One feature we’ve been anxiously awaiting when VisualWorks 7.5 was in development is support for Unicode ODBC.
(self connection getSession)
unicodeEncoding: #’UCS-2′;
unicode: true;
yourself.
Naturally as soon as it became available my inclination was to turn it on and over time migrate our database schema from varchar() to nvarchar() and from char() to nchar() etcetera. Sounds reasonable? I thought so myself, but it took about a month of running this small change in production to prove me wrong. Take a look at the server CPU graph below (Hint: Unicode was enabled late August and disabled late October),
Looking back, it all kind of makes sense. I suspect ODBC layer is encoding everything on the way out, so running a query against a plain old varchar() column with a Unicode parameter SQL ended up having to encode all row values on the fly, essentially resulting in endless table scans and lots of CPU wastage for most basic scenarios.
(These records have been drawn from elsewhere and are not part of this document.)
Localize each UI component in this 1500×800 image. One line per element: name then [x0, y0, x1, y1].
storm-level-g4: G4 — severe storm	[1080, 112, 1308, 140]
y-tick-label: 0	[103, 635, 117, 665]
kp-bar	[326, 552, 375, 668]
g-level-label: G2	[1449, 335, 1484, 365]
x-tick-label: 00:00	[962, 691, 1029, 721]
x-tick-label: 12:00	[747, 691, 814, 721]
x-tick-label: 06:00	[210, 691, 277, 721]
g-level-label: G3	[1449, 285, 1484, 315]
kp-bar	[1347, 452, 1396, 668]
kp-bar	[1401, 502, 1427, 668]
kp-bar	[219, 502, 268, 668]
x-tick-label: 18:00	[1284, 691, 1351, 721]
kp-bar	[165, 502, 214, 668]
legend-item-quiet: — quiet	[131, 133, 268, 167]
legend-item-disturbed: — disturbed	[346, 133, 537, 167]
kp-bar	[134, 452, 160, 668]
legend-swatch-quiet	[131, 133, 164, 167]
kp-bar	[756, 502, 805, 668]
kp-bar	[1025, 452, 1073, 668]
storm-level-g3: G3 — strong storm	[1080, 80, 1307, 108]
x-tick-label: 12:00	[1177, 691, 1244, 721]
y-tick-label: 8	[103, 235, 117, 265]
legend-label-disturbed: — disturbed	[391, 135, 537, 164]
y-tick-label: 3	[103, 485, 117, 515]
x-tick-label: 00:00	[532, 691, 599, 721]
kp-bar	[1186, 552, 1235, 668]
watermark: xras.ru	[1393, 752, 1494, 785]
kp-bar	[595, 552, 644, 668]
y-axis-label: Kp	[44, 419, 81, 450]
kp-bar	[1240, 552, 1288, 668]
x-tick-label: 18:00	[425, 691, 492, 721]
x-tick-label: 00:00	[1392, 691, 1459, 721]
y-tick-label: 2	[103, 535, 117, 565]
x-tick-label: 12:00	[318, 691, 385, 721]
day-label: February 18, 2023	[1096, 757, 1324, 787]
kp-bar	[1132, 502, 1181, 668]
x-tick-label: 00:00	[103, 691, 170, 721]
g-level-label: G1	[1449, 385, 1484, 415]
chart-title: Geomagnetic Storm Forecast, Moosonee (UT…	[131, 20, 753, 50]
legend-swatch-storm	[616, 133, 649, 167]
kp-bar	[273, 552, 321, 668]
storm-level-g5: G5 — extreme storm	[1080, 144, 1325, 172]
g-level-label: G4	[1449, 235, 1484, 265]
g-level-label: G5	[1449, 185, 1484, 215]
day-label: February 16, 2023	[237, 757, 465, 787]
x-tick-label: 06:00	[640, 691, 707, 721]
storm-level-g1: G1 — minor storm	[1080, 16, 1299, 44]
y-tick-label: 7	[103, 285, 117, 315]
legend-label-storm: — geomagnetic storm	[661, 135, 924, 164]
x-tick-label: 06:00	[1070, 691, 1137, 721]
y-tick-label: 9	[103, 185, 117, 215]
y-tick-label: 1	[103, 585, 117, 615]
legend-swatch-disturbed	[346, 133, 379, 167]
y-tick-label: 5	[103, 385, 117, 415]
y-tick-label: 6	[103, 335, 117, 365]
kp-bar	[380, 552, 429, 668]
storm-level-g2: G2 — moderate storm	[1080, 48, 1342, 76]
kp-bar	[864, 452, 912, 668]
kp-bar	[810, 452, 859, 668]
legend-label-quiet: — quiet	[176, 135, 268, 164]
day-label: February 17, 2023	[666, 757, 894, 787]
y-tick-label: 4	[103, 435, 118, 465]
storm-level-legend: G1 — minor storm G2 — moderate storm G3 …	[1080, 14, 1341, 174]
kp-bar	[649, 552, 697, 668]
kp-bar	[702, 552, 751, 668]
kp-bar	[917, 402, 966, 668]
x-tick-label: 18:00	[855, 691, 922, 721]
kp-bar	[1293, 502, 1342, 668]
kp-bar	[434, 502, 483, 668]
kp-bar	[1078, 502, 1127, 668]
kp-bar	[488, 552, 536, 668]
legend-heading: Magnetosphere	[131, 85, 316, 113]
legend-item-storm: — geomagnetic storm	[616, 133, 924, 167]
Turning off Unicode or changing the offending column to n*char() fixes the problem.
What this means, however, is that you can’t conceivably go the Unicode route without converting all *char() columns to n*char() columns at the same time. You can certainly afford to have a small performance impacting window to ensure availability, but it would most certainly be unreasonable to stretch this transition period. So much for piecemeal approach, sigh.